Money Art Alec Monopoly

    Having achieved international renown, he has been commissioned for high-profile projects with The W Hotel, Vitamin Water, Avicii, and CoverGirl. Unlike other street artists, Monopoly avoids vandalism—often painting on abandoned buildings and warehouses rather than government properties or businesses. His adoption of the board game character Mr. Monopoly as his mascot was inspired by the stockbroker Bernie Madoff, and is intended as a criticism of the billion-dollar bailouts and de-regulation associated with major banks.

    He has had exhibitions throughout the United States, and took part in Art Basel Miami Beach in 2010. Originally from New York City, Monopoly has lived and worked Los Angeles since 2006.

 

Ben Allen  

    Ben Allen is a rebel and his art reflects that. When he first started painting in the 90s, he soon realized this could be an outlet for the wild creative energy which distracted him so much in his youth. The application of paint, ink or collage on to a surface has been a compulsive, therapeutic habit ever since he returned from a trip to Mexico aged 19, where he first encountered the philosophical concepts of perception, inner development and mind-expansion which underpin the writing of Carlos Castendada, his most significant and recurring influence.

    Ben’s paintings, murals and screen prints occupy a space between street art, graffiti, abstraction, graphic design, pop culture, modernism and comic strips. It’s an oeuvre which is best described as Contemporary Pop Art. Using a range of materials including acrylic, household paints, spray paint, screen printing, markers, comic books, digital print, billboard papers and US currency, he makes diverse, intuitive and boldly subversive imagery. 

Money Art Ben Allen

Money Mickey - Ben Allen / Money Art

    Ben’s work is built on a foundation of experience, freedom of thought, experimentation and an  ‘emotional synesthesia’. Music is vital to the creative process and the vibrant colours and abstracted forms of his evocative paintings and prints resonate with the with the beats that reverberate around his bright, open-plan studio.
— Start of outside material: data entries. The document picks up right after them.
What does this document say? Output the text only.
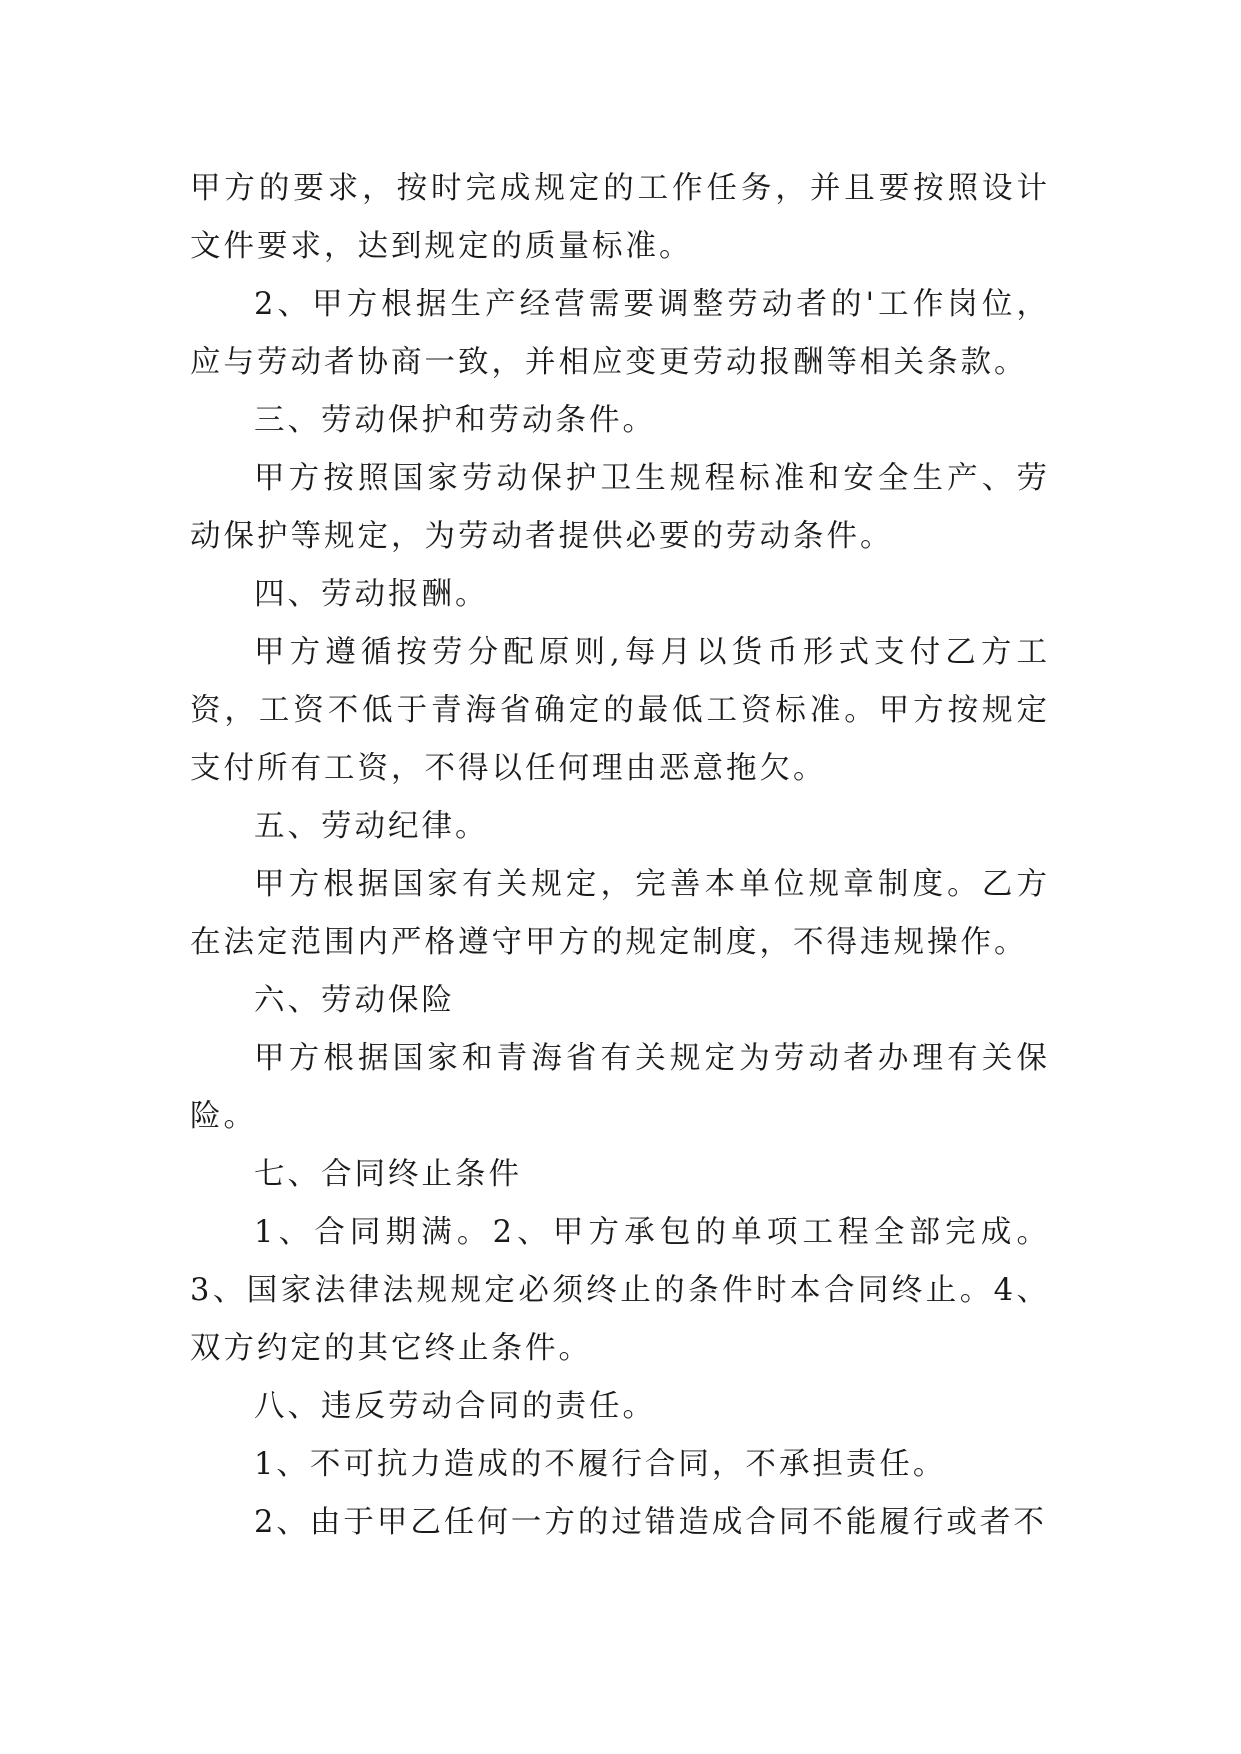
甲方的要求，按时完成规定的工作任务，并且要按照设计文件要求，达到规定的质量标准。

2、甲方根据生产经营需要调整劳动者的'工作岗位，应与劳动者协商一致，并相应变更劳动报酬等相关条款。

三、劳动保护和劳动条件。

甲方按照国家劳动保护卫生规程标准和安全生产、劳动保护等规定，为劳动者提供必要的劳动条件。

四、劳动报酬。

甲方遵循按劳分配原则,每月以货币形式支付乙方工资，工资不低于青海省确定的最低工资标准。甲方按规定支付所有工资，不得以任何理由恶意拖欠。

五、劳动纪律。

甲方根据国家有关规定，完善本单位规章制度。乙方在法定范围内严格遵守甲方的规定制度，不得违规操作。

六、劳动保险

甲方根据国家和青海省有关规定为劳动者办理有关保险。

七、合同终止条件

1、合同期满。2、甲方承包的单项工程全部完成。3、国家法律法规规定必须终止的条件时本合同终止。4、双方约定的其它终止条件。

八、违反劳动合同的责任。

1、不可抗力造成的不履行合同，不承担责任。

2、由于甲乙任何一方的过错造成合同不能履行或者不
It is connected to emotions, too.

    The way he feels is reflected in each brush stroke, splatter or sprayed form, and these actions become an unselfconscious monitor of his mood and energy. Despite this intensity, the finished result is always considered and Ben will work on a number of canvases at any one time, moving between them, adding layers and references until he finds a resolution. 

    Ben has worked on a range of bespoke interior design projects and his artwork has been used by high-end brands including LG, Nokia, Virgin, Levis, Vans, Estrella Gallicia, NME Magazine, Converse, Jamie Oliver and Subliminal Records. 

“I can’t really explain what a finished work looks like. I just know when I’m there. My paintings are about chance, intuition and experiences. I don’t want to tell people what they’re looking at, I want them to find something they connect with - visually and emotionally.” 

    As an artist, Ben is constantly motivated to challenge art that feels safe or easy. His process is focussed and intense and his output reveals a vivid culmination of joy and pain, anarchy and peach, love and hate, greed and kindness. Amongst this hotbed of contradictions, the work resides, vibrating with life and a tangible energy. 

Money-Art-Ben-Allen

Life Sucks - Ben Allen

“Ben Allen is a contemporary artist, known for his distinctive Pop paintings. Using complex collage techniques, his pieces create a dynamic mash-up of popular culture, which work to critique the banal and the mundane, challenge mainstream media values and inspire a sense of freedom. Allen’s works are self confessed meditations. His techniques capture an emotion rather than a reality; a demonstration of art as a perfect vehicle for the general artistic quest to convey sentiment and arrest motion.”